All of which leads me to offer my two cents and think that it cannot be much fun being a USPS employee these days. If it ever was. I mean, “going postal” has been a phrase of opprobrium as long as I can remember. Thank God, there have not been any reports lately – not since the incident at Fort Hood late last year, anyway – of employee actions that gave rise to the phrase, but it’s worth noting that the $1.3 million-plus in proposed penalties from June happened only after employee complaints were lodged against the respective facilities.
It’s weird. Latent philatelist that I am, it seems that working in a post office would be such an easy, fun, or at least laid-back, job, but apparently that’s not anywhere near the case. I’d love to hear from some actual USPS employees about the true nature of the job. Outside of vicious dogs for those who have delivery routes, are there workplace dangers that go with the territory us commoners have no idea of? What makes the job so cruddy or psychologically challenging? Or maybe you’re a USPS employee who loves the job. That would be refreshing to hear about, too.

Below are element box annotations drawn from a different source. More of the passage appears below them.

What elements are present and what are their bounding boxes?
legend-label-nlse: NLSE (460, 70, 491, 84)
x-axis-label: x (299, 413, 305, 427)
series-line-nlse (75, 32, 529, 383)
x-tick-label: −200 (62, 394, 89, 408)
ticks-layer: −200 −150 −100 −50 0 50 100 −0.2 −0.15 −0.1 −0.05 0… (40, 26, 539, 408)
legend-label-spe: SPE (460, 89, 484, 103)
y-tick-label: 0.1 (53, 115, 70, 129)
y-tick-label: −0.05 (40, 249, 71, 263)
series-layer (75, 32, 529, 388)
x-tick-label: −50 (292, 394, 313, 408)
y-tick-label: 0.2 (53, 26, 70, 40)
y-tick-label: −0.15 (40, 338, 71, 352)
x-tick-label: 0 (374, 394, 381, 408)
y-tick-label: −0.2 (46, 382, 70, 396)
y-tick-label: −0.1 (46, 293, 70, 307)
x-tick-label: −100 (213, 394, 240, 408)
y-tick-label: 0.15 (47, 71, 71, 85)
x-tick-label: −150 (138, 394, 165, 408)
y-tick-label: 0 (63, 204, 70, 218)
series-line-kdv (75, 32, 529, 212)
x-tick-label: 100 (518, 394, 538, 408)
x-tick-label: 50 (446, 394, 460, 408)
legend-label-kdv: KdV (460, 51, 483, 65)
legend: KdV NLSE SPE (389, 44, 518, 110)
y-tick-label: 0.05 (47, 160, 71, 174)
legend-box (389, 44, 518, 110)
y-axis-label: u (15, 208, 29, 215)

No matter what, though, the agency seems to be in a deepening financial crisis. If rampant electrical hazards are truly a threat to employees, then it only worsens the crisis, but those hazards have to be fixed now, even if it means another two cents will be added to the proposed hike in place. I propose we just make it an even 50 cents per stamp, if doing so will allow USPS to pay its bills, take care of the hazards, and use some of the change to institute Friday jeans day for its employees, or something. In fact, I’m going to e-mail this proposal to everyone I know. If I could afford to, I’d snail mail it.